IL PRINCIPE È IN TIRO: CHE BEL CONCERTO, DE GREGORI

Diciamo subito che è stato un bel concerto. Un De Gregori decisamente tonico e ispirato ha così cancellato i timori paventati da molti circa il presunto esaurimento della sua verve creativa e la stanchezza di rimettersi ogni volta in discussione neo tour. E forse anche qualche precedente non esattamente all’altezza delle aspettative.

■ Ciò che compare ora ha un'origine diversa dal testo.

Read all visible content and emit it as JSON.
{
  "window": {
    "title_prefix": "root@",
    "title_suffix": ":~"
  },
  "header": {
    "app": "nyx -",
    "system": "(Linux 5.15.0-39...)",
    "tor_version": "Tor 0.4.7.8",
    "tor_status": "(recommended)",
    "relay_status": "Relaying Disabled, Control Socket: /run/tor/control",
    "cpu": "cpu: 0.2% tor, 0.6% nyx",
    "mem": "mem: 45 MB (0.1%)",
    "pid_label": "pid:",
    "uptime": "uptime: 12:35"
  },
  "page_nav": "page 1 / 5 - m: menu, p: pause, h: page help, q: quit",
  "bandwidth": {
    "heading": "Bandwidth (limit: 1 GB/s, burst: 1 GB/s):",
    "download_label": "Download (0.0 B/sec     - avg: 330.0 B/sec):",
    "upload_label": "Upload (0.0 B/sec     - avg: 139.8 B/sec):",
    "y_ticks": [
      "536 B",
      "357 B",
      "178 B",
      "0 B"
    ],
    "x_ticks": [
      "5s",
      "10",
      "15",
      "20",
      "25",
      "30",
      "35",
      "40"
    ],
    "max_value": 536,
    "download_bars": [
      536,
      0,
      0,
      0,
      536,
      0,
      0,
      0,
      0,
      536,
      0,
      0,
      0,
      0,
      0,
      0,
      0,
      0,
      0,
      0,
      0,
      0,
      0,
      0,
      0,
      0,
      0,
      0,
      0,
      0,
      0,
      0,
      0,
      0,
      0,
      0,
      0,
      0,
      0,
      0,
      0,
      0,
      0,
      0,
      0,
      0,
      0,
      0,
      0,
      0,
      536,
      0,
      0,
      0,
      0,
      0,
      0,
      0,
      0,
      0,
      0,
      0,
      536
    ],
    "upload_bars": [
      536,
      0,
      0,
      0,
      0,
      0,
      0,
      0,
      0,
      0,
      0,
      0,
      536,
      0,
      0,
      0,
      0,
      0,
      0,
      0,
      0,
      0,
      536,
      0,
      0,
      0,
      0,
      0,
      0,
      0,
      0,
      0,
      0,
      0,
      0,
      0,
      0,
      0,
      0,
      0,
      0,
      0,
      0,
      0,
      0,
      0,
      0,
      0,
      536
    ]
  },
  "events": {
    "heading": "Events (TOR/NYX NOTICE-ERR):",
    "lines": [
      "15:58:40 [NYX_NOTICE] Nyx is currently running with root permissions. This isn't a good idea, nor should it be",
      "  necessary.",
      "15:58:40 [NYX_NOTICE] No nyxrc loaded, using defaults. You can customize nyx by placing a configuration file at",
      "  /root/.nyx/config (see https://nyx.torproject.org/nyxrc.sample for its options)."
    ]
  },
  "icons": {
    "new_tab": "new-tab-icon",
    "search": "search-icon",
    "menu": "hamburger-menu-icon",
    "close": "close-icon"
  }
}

Si dirà: ma gira e rigira, il “principe” sempre quello è, e i suoi pezzi talvolta paiono cloni di altri, quasi dei deja vu. In effetti, quando si tratta di cantautori, il rischio di replicare all’infinito è in costante agguato. E non mancano certo precedenti illustri in letteratura (Conte, Venditti, Dalla, Guccini, ecc.). Ma è anche vero che l’appassionato, in quanto tale disponibile a perdonare ogni nefandezza al proprio beniamino non si aspetta nulla di diverso, lasciando ai critici il compito di esaltare oppure demolire il suo eroe. Certo, gli anni passano per tutti, e mentre il pubblico cresciuto con il cantante è in genere di bocca buona, le ultime leve, che pure sono costretti a sorbire i racconti edulcorati dei rispettivi padri (e nonni!) su grandi adunate e concerti romani a costo zero, sono distratte da milioni di messaggi sonori provenienti da milioni di loro simili che tentano l’avventura, che vogliono cantare.

Allora cosa fa l’amico De Gregori? Semplice, reinventa i suoi cavalli di battaglia, li stravolge musicalmente, rendendoli appetibili all’orecchio degli adolescenti, ma anche, con qualche comprensibile distinguo, del suo pubblico più datato. E il concerto di domenica sera ha confermato questa tendenza. Accantonato (per sempre?) il folk delle origini, De Gregori si è trasformato in rocchettaro, anzi in pop-singer, con disinvolte scivolate nel country, nel blues. Risultato dell’operazione? Eccellente, almeno a giudicare dai piedi che martellavano le gradinate in cemento del teatro. Naturalmente, per raggiungere il suo obiettivo ha pensato bene di aggiungere alla consueta base ritmica di chitarre, basso e batteria, un’intera sezione di fiati, una brava (e bella) violinista, la fisarmonica, il banjo, il mandoloncello, la pedal-steel-guitar, l’autoharp. Insomma, ce n’era d’avanzo per confezionare le atmosfere ipotizzate; la bravura dei musicisti, che qui non cito per mancanza di spazio, ha fatto il resto.

Ovviamente, De Gregori ha alternato col giusto equilibrio brani del suo ultimo album (Sulla strada) ai “suoi gioielli” rivisitati alla maniera di cui sopra. In evidente serata di grazia, ha persino attrezzato un paio di cori – avvenimento inusuale nei suoi concerti – permettendo infine al pubblico pagante di struggersi e stonare sulle mitiche rime di Buonanotte fiorellino e di Rimmel.

Ripeto, complessivamente è stato un bel concerto: due ore e mezza di buona musica, di ballate mescolate sapientemente ad arrangiamenti pop di livello, con il “principe” fisicamente in tiro ad onta delle molte lune sul groppone.